Les hommes de ce siècle, qui est arrivé à la moitié de son cours, auront assisté à de grands et saisissans spectacles. Un illustre historien, dont le nom et la personnalité y tiendront une place considérable, achève, dans toute la maturité d’un talent qui s’élève avec la solennité de sa tâche, le monument qu’il a entrepris de consacrer au drame héroïque de ses quinze premières années. Il n’a pas encore abordé dans son livre le récit des événemens qui, après l’invasion de la Russie par les armes françaises, ont amené par une fatale réaction le développement démesuré de la puissance de cet empire, et déjà il applaudit au succès de l’immense effort qu’il a fallu faire, après tant d’années de modération méconnue, pour refouler une ambition qui, appuyée sur de prodigieuses ressources accumulées de longue main, croyait enfin toucher à son but. L’accroissement des États-Unis en population, en richesse, en étendue territoriale, en importance politique et commerciale dans le monde, n’est pas moins remarquable que celui de la Russie. On les a souvent comparés malgré la différence des institutions, l’opposition des caractères nationaux, la dissemblance des principes d’action, des procédés de gouvernement et des moyens d’influence.

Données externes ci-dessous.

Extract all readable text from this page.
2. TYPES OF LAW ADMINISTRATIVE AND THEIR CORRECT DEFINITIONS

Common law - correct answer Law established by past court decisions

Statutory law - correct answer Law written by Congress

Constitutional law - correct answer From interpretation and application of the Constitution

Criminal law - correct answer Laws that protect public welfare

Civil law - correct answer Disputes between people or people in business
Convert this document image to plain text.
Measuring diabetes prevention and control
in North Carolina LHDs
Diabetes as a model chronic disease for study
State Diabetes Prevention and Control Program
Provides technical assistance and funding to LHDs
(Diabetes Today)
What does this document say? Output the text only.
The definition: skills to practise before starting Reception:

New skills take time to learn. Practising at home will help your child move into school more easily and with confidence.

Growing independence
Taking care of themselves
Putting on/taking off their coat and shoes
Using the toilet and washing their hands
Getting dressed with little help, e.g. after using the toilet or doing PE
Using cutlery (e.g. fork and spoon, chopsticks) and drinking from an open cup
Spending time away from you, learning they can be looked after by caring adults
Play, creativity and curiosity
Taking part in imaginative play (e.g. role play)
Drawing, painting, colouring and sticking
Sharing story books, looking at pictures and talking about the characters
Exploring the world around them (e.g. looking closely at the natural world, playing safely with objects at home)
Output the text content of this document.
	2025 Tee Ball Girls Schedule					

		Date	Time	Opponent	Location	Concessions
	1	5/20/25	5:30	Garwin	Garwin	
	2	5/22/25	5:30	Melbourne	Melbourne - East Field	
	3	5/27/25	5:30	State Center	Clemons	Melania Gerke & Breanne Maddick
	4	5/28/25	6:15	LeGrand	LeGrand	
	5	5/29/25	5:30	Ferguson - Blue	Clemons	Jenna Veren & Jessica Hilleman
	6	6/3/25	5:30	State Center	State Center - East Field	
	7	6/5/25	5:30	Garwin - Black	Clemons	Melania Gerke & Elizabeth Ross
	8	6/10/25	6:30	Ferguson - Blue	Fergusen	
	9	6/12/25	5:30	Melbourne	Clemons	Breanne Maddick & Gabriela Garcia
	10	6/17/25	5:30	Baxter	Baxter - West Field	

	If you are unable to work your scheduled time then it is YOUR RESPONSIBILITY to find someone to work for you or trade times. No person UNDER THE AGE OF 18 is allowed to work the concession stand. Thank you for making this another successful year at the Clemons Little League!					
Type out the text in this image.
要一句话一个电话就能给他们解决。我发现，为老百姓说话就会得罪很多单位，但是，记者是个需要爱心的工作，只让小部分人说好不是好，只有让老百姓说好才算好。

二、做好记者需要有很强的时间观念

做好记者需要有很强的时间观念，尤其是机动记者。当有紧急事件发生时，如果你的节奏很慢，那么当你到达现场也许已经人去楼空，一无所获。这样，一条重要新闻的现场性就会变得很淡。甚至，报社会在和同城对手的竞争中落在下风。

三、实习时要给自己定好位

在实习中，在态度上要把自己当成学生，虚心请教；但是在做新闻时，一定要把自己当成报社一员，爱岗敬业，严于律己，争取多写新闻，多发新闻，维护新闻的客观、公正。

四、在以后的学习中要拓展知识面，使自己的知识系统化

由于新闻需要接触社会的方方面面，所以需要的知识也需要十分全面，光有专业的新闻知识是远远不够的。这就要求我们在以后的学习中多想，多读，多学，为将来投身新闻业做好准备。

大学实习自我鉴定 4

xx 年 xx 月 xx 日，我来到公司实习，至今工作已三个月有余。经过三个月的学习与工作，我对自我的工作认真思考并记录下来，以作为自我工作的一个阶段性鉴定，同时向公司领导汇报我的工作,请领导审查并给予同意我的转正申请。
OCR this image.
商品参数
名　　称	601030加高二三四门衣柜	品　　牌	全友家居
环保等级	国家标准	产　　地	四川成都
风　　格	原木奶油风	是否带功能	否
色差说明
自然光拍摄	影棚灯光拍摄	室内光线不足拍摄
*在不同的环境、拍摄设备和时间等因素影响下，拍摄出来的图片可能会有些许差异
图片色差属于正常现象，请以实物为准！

On voyait des deux côtés la même activité inquiète, la même absence de scrupules, les mêmes aspirations ambitieuses vers un avenir sans bornes, la même prétention de se faire dans le système général une sphère à part où La prépotence de l’un et de l’autre pays s’exercerait librement, sans que personne ait à lui en demander compte. Aussi s’est-il établi entre Washington et Saint-Pétersbourg une espèce de connivence plus ou moins préméditée, peut-être moins raisonnée qu’instinctive, et qui a certainement plus d’un motif dont le poids se fait sentir dans la balance des intérêts généraux.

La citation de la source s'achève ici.